Although we won't be developing a classification model based on just five tweets, let's look at the code for our model's architecture:
model <- keras_model_sequential()
model %>% layer_embedding(input_dim = 10,
output_dim = 8,
input_length = 5)
summary(model)
OUTPUT
__________________________________________________________________________________
Layer (type) Output Shape Param #
==================================================================================
embedding_1 (Embedding) (None, 5, 8) 80
==================================================================================
Total params: 80
Trainable params: 80
Non-trainable params: 0
________________________________________________________________________________
print(model$get_weights(), digits = 2)
[[1]]
[,1] [,2] [,3] [,4] [,5] [,6] [,7] [,8]
[1,] 0.0055 -0.0364 -0.0475 0.049 -0.0139 -0.0114 -0.0452 -0.0298
[2,] 0.0398 -0.0143 -0.0406 0.023 -0.0496 -0.0124 0.0087 -0.0104
[3,] 0.0370 -0.0321 -0.0491 -0.021 -0.0214 0.0391 0.0428 -0.0398
[4,] -0.0257 0.0294 0.0433 0.048 0.0259 -0.0323 -0.0308 0.0224
[5,] -0.0079 -0.0255 0.0164 0.023 -0.0486 0.0273 0.0245 -0.0020
[6,] 0.0372 0.0464 0.0454 -0.020 0.0086 -0.0375 -0.0188 0.0395
[7,] 0.0293 0.0305 0.0130 0.037 -0.0324 -0.0069 -0.0248 0.0178
[8,] -0.0116 -0.0087 -0.0344 0.027 0.0132 0.0430 -0.0196 -0.0356
[9,] 0.0314 -0.0315 0.0074 -0.044 -0.0198 -0.0135 -0.0353 0.0081
[10,] 0.0426 0.0199 -0.0306 -0.049 0.0259 -0.0341 -0.0155 0.0147
From the preceding code, we can observe the following:
- We initialized the model using keras_model_sequential().

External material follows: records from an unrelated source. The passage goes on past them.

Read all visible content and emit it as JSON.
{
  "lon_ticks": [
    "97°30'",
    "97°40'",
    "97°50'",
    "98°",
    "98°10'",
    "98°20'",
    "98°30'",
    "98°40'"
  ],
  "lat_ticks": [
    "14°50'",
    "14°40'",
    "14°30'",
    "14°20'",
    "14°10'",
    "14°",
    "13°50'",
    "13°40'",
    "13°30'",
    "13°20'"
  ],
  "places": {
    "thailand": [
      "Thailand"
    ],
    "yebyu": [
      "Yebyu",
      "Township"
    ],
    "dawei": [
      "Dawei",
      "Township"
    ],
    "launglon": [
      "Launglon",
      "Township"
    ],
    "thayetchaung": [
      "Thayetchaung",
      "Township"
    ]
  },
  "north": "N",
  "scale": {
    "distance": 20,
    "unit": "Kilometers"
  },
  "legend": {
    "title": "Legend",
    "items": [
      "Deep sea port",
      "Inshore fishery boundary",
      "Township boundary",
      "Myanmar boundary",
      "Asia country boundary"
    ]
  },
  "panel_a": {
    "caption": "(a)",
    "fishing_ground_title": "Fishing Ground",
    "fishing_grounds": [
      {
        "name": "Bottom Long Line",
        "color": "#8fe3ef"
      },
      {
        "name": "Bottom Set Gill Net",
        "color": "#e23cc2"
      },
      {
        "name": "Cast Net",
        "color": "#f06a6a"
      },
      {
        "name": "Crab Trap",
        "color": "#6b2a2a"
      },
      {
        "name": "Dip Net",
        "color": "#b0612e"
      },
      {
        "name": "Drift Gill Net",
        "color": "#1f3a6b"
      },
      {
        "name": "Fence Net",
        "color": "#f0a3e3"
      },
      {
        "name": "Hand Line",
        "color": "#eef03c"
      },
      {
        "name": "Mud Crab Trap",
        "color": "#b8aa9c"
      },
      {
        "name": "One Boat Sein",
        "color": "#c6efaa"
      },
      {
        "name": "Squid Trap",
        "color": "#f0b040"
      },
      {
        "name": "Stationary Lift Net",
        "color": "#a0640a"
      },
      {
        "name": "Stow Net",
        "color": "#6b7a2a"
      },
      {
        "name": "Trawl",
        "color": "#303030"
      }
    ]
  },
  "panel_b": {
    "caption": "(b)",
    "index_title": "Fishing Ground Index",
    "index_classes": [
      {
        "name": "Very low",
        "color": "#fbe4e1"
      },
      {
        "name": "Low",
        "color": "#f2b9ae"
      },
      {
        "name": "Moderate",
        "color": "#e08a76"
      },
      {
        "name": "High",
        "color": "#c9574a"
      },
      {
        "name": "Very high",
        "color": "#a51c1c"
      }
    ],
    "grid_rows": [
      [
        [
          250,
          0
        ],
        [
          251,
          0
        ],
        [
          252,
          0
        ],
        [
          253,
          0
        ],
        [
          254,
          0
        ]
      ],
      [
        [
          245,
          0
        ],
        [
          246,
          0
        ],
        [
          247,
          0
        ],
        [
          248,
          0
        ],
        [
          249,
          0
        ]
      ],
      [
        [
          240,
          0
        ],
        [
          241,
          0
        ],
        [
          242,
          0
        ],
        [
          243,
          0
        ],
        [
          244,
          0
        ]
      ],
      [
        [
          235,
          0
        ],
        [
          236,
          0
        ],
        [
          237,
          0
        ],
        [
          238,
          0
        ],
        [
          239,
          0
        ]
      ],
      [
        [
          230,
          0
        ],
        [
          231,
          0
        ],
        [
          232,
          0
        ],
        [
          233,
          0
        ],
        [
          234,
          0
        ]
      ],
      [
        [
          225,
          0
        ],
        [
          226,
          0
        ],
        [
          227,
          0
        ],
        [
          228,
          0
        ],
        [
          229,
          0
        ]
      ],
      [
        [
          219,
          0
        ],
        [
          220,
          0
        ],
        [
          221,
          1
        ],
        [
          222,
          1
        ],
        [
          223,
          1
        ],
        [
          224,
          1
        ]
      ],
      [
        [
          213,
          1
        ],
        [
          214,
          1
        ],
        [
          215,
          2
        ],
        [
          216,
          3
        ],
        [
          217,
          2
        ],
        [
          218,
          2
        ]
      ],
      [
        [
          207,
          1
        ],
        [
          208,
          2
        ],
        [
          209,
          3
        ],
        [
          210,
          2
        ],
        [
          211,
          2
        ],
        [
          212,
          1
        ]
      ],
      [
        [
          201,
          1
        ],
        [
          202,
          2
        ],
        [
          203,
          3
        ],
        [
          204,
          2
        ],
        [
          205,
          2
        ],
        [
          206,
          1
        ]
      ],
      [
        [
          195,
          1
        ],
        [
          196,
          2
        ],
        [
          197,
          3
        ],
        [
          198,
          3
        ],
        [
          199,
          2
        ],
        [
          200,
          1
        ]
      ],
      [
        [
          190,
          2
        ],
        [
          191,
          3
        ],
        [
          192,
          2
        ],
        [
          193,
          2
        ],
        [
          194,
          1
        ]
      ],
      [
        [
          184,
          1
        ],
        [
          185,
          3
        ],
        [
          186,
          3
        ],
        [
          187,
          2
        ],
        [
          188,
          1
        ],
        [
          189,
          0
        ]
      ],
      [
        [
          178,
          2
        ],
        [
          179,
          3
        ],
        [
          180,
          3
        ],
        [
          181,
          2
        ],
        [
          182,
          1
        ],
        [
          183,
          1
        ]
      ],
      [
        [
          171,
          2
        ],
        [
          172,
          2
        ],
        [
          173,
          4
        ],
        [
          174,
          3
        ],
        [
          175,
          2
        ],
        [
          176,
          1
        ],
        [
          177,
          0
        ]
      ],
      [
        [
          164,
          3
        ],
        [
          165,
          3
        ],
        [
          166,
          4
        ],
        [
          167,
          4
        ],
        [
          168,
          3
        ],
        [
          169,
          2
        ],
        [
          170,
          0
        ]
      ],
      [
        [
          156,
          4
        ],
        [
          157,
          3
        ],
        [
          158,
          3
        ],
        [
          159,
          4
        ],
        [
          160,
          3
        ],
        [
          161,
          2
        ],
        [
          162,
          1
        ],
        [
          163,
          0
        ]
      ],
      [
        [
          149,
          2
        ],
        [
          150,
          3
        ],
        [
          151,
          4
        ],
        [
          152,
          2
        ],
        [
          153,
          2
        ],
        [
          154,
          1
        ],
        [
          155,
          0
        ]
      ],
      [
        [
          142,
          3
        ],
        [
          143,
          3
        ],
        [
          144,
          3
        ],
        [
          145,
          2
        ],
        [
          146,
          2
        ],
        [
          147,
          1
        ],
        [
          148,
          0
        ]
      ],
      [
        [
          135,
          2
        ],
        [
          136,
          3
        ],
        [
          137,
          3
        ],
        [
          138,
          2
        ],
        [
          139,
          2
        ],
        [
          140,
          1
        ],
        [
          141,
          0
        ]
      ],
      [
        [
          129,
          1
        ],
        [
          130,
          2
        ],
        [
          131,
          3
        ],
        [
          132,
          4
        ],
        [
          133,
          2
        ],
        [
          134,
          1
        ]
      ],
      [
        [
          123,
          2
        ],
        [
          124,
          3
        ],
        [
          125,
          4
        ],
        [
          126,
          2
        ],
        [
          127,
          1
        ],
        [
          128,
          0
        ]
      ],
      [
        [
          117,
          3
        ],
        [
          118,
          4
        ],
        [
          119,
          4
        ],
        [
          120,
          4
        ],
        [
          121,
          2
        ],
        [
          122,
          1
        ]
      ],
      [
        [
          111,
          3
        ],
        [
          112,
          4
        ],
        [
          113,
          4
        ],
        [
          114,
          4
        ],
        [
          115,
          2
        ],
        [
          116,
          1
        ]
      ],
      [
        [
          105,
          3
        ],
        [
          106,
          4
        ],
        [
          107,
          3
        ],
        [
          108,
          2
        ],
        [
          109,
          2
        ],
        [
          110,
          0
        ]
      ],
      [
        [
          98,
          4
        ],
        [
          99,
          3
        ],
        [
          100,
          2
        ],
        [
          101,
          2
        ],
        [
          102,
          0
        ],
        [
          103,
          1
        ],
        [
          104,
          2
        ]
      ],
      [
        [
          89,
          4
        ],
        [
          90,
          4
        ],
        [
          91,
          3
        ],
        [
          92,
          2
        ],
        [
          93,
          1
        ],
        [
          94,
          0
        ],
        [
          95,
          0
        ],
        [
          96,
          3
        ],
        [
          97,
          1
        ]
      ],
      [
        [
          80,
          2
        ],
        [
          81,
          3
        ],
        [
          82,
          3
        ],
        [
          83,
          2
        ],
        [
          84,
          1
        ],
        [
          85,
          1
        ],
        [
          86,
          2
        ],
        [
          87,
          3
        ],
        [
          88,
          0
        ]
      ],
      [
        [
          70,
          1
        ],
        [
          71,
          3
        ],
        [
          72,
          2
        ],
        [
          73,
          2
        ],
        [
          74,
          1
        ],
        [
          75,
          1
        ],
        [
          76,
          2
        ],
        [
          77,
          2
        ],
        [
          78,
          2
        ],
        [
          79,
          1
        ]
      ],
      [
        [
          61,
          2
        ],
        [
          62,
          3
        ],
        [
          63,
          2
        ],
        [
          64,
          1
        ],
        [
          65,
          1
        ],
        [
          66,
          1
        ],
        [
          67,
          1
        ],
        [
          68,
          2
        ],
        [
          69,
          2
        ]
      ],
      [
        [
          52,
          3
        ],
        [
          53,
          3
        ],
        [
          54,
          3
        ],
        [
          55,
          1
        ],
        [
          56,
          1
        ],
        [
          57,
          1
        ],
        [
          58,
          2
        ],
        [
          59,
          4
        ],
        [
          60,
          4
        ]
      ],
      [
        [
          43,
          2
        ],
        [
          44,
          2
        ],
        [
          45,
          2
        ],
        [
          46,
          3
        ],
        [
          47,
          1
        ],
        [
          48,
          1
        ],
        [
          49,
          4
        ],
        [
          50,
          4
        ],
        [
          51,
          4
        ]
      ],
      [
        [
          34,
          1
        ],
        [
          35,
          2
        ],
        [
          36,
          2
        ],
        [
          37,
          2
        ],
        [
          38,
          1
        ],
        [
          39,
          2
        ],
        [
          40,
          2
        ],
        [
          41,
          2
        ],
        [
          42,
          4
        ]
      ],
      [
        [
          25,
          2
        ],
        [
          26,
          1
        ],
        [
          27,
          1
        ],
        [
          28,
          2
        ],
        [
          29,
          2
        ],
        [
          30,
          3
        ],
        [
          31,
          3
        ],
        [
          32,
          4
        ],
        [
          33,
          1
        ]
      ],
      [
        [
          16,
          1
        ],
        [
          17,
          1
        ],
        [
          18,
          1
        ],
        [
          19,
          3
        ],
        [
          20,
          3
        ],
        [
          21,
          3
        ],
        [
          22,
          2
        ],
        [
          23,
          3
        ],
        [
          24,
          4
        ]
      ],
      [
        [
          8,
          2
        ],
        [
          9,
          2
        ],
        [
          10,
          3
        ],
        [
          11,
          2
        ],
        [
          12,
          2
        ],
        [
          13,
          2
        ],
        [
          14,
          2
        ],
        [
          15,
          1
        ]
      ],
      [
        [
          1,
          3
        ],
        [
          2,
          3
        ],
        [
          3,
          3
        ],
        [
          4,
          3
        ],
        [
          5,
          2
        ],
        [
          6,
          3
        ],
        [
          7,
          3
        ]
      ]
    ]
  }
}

- We specified the input dimension as 10, which is the number of most frequent words.
- The output dimension of 8 leads to the number of parameters being 10 x 8 = 80.
- The input length is the length of the sequence of integers.
- We can get the weights for these 80 parameters using model$get_weights().
Note that these weights will change every time the model is initialized.